Now I'm free to create an attribute named, say, IMAGE_TYPE , of type NOTATION that you can assign either the GIF or JPG notations to:

 <?xml version = "1.0" standalone="no"?>  <!DOCTYPE DOCUMENT [ <!ELEMENT DOCUMENT (CUSTOMER)*> <!ELEMENT CUSTOMER (NAME,DATE,ORDERS)> <!ELEMENT NAME (LAST_NAME,FIRST_NAME)> <!ELEMENT LAST_NAME (#PCDATA)> <!ELEMENT FIRST_NAME (#PCDATA)> <!ELEMENT DATE (#PCDATA)> <!ELEMENT ORDERS (ITEM)*> <!ELEMENT ITEM (PRODUCT,NUMBER,PRICE)> <!ELEMENT PRODUCT (#PCDATA)> <!ELEMENT NUMBER (#PCDATA)> <!ELEMENT PRICE (#PCDATA)> <!NOTATION GIF SYSTEM "image/gif"> <!NOTATION JPG SYSTEM "image/jpeg"> <!ATTLIST CUSTOMER     IMAGE NMTOKEN #IMPLIED  IMAGE_TYPE NOTATION (GIF  JPG) #IMPLIED>  ]>     .     .     .

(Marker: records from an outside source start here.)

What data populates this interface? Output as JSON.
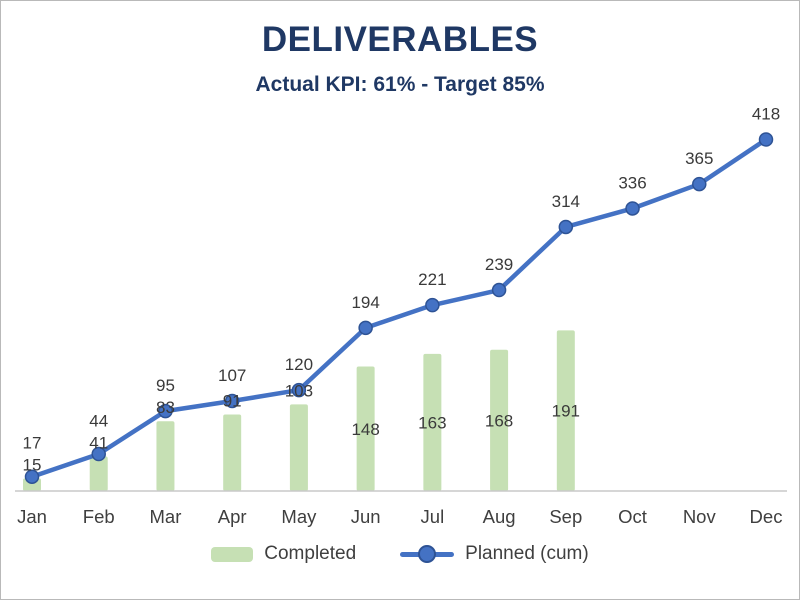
{
  "chart_data": {
    "type": "combo",
    "title": "DELIVERABLES",
    "subtitle": "Actual KPI: 61% - Target 85%",
    "categories": [
      "Jan",
      "Feb",
      "Mar",
      "Apr",
      "May",
      "Jun",
      "Jul",
      "Aug",
      "Sep",
      "Oct",
      "Nov",
      "Dec"
    ],
    "series": [
      {
        "name": "Completed",
        "type": "bar",
        "color": "#c6e0b4",
        "values": [
          15,
          41,
          83,
          91,
          103,
          148,
          163,
          168,
          191,
          null,
          null,
          null
        ]
      },
      {
        "name": "Planned (cum)",
        "type": "line",
        "color": "#4472c4",
        "marker_border_color": "#2e5395",
        "values": [
          17,
          44,
          95,
          107,
          120,
          194,
          221,
          239,
          314,
          336,
          365,
          418
        ]
      }
    ],
    "ylim": [
      0,
      440
    ],
    "grid": false,
    "legend_position": "bottom",
    "axis_color": "#c9c9c9",
    "label_color": "#3a3a3a",
    "axis_label_color": "#3f3f3f",
    "title_color": "#1f3864"
  }
}
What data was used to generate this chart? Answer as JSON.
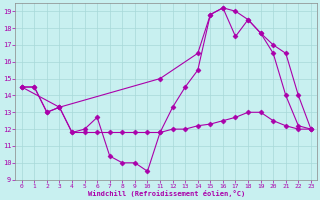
{
  "xlabel": "Windchill (Refroidissement éolien,°C)",
  "bg_color": "#c8f0f0",
  "grid_color": "#a8d8d8",
  "line_color": "#aa00aa",
  "xlim": [
    -0.5,
    23.5
  ],
  "ylim": [
    9,
    19.5
  ],
  "yticks": [
    9,
    10,
    11,
    12,
    13,
    14,
    15,
    16,
    17,
    18,
    19
  ],
  "xticks": [
    0,
    1,
    2,
    3,
    4,
    5,
    6,
    7,
    8,
    9,
    10,
    11,
    12,
    13,
    14,
    15,
    16,
    17,
    18,
    19,
    20,
    21,
    22,
    23
  ],
  "line1_x": [
    0,
    1,
    2,
    3,
    4,
    5,
    6,
    7,
    8,
    9,
    10,
    11,
    12,
    13,
    14,
    15,
    16,
    17,
    18,
    19,
    20,
    21,
    22,
    23
  ],
  "line1_y": [
    14.5,
    14.5,
    13.0,
    13.3,
    11.8,
    12.0,
    12.7,
    10.4,
    10.0,
    10.0,
    9.5,
    11.8,
    13.3,
    14.5,
    15.5,
    18.8,
    19.2,
    19.0,
    18.5,
    17.7,
    16.5,
    14.0,
    12.2,
    12.0
  ],
  "line2_x": [
    0,
    1,
    2,
    3,
    4,
    5,
    6,
    7,
    8,
    9,
    10,
    11,
    12,
    13,
    14,
    15,
    16,
    17,
    18,
    19,
    20,
    21,
    22,
    23
  ],
  "line2_y": [
    14.5,
    14.5,
    13.0,
    13.3,
    11.8,
    11.8,
    11.8,
    11.8,
    11.8,
    11.8,
    11.8,
    11.8,
    12.0,
    12.0,
    12.2,
    12.3,
    12.5,
    12.7,
    13.0,
    13.0,
    12.5,
    12.2,
    12.0,
    12.0
  ],
  "line3_x": [
    0,
    3,
    11,
    14,
    15,
    16,
    17,
    18,
    19,
    20,
    21,
    22,
    23
  ],
  "line3_y": [
    14.5,
    13.3,
    15.0,
    16.5,
    18.8,
    19.2,
    17.5,
    18.5,
    17.7,
    17.0,
    16.5,
    14.0,
    12.0
  ],
  "marker": "D",
  "markersize": 2.5,
  "linewidth": 0.8
}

At this point, I'm free to use the IMAGE_TYPE attribute:

 <?xml version = "1.0" standalone="no"?>  <!DOCTYPE DOCUMENT [ <!ELEMENT DOCUMENT (CUSTOMER)*> <!ELEMENT CUSTOMER (NAME,DATE,ORDERS)> <!ELEMENT NAME (LAST_NAME,FIRST_NAME)> <!ELEMENT LAST_NAME (#PCDATA)> <!ELEMENT FIRST_NAME (#PCDATA)> <!ELEMENT DATE (#PCDATA)> <!ELEMENT ORDERS (ITEM)*> <!ELEMENT ITEM (PRODUCT,NUMBER,PRICE)> <!ELEMENT PRODUCT (#PCDATA)> <!ELEMENT NUMBER (#PCDATA)> <!ELEMENT PRICE (#PCDATA)> <!NOTATION GIF SYSTEM "image/gif"> <!NOTATION JPG SYSTEM "image/jpeg"> <!ATTLIST CUSTOMER     IMAGE NMTOKEN #IMPLIED     IMAGE_TYPE NOTATION (GIF  JPG) #IMPLIED> ]> <DOCUMENT>  <CUSTOMER IMAGE="image.gif" IMAGE_TYPE="GIF">  .         .         .     </CUSTOMER> </DOCUMENT>

Note that this example brings up an interesting point: Here, I've just set the value of an attribute, IMAGE , to the name of an image file, image.gif. But how do you actually make an unparsed entity like an image part of a document? There's a way of doing that explicitly; now that we know about notations, we're ready to do things that way.

xml:space and xml:lang

This completes our coverage of creating attributes. But don't forget that there are also two attributes that are in some sense predefined in XML (we've already covered those): xml:space , which you can use to preserve the whitespace in an element; and xml:lang , which you can use to specify the language used in an element and its attributes. They're not really predefined because you have to declare them if you want to use them, but you shouldn't use these attribute names for anything but their intended use.